In the first half of the current oil year, sunflower oil imports experienced a robust growth rate of 23.12%, with a significant increase observed in April. This rise can be attributed to an oversupply of sunflower oil in the market and lower international prices compared to soybean oil and CPO (Crude Palm Oil).
However, in May, imports reached their lowest point since February 2021, as palm oil was traded at a premium to soy and sunflower oil. Nevertheless, lower imports and price corrections in June encouraged Indian buyers to increase their purchases, according to Sandeep Bajoria, CEO of Sunvin Group.
Unravelling Price Dynamics and Market Impact
The cost, insurance, and freight (CIF) import price of crude sunflower oil in April was US$ 1,036 per tonne, compared to US$ 1,108 in March. Similarly, the CIF import price of crude soybean oil and crude palm oil (CPO) stood at US$ 1,049 per tonne and US$ 1,039 per tonne, respectively.
Looking ahead, the landed prices of palm oil at the Mumbai port, which holds a substantial 60% share in India’s import basket, have witnessed a significant decline. On May 19, 2023, the landed price of palm oil reached US$ 925 per tonne, marking a 50% decrease compared to US$ 1,840 per tonne recorded a year ago. Landed prices of crude soybean oil and sunflower oil have also experienced declines, reaching $990 per tonne and $950 per tonne, representing 47% and 56% reductions, respectively.
Several factors, including weather forecasts, the policies of the Malaysian, Indonesian and Indian governments, Chinese demand, and the situation in Ukraine, will play a crucial role in determining future prices. These factors, along with broader considerations such as macroeconomic fears and geopolitical issues, will significantly impact edible oil prices.
Government Policies and Industry Concerns
Industry stakeholders in India have proposed increasing the duty differential between crude and refined oil to limit the high volume of refined palm oil imports. However, the government is unlikely to raise import duties on edible oils, despite the sharp decline in domestic cooking oil prices.
SEA has advocated for higher import tariffs due to the falling prices of mustard oil, which holds the largest share in India’s consumption basket. Nevertheless, the government has decided to keep import tariffs unchanged.

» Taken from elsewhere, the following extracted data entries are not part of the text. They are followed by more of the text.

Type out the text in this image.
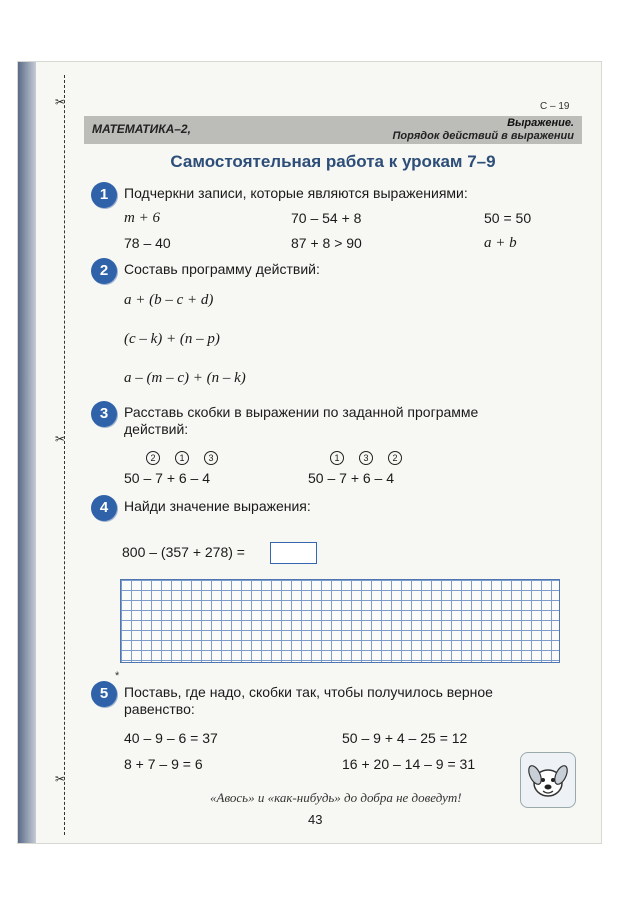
✂
✂
✂
С – 19
МАТЕМАТИКА–2,	Выражение.
Порядок действий в выражении
Самостоятельная работа к урокам 7–9
1	Подчеркни записи, которые являются выражениями:
m + 6	70 – 54 + 8	50 = 50
78 – 40	87 + 8 > 90	a + b
2	Составь программу действий:
a + (b – c + d)
(c – k) + (n – p)
a – (m – c) + (n – k)
3	Расставь скобки в выражении по заданной программе
действий:
2	1	3	1	3	2
50 – 7 + 6 – 4	50 – 7 + 6 – 4
4	Найди значение выражения:
800 – (357 + 278) =
*
5	Поставь, где надо, скобки так, чтобы получилось верное
равенство:
40 – 9 – 6 = 37	50 – 9 + 4 – 25 = 12
8 + 7 – 9 = 6	16 + 20 – 14 – 9 = 31
«Авось» и «как-нибудь» до добра не доведут!
43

In September 2022, the government reduced import duties on crude palm, soybean, and sunflower oils, and in December 2022, it extended concessional duties on edible oils until March 31, 2024. Ajay Jhunjhunwala, President of SEA, expressed concerns about the uncontrolled import of palm oil, which has led to a collapse in edible oil prices, impacting the marketing of mustard during peak harvest time, and causing distress to farmers.
India’s growing import of edible oils, particularly palm oil and sunflower oil, highlights the significance of monitoring global market dynamics and domestic policies. With imports accounting for around 56% of total annual consumption, maintaining a delicate balance between imports and domestic production becomes crucial. However, the excessive import of refined palm oil has led to the underutilization of capacity in the palm oil refining industry.
The declining landed prices of palm oil, soybean oil, and sunflower oil pose challenges and opportunities for India’s edible oil industry. Farmers face reduced income, and low refining capacity hampers efficiency. Market volatility and import dependence add risks.
However, consumers benefit from affordability, stimulating demand and export potential. Efficient operations and policy interventions can ensure stability while supporting farmer and consumer welfare. Investing in research and development for domestic oilseed cultivation enhances self-sufficiency. Striking the right balance between imports and domestic production is essential to strengthen the industry and secure India’s food security and economic stability.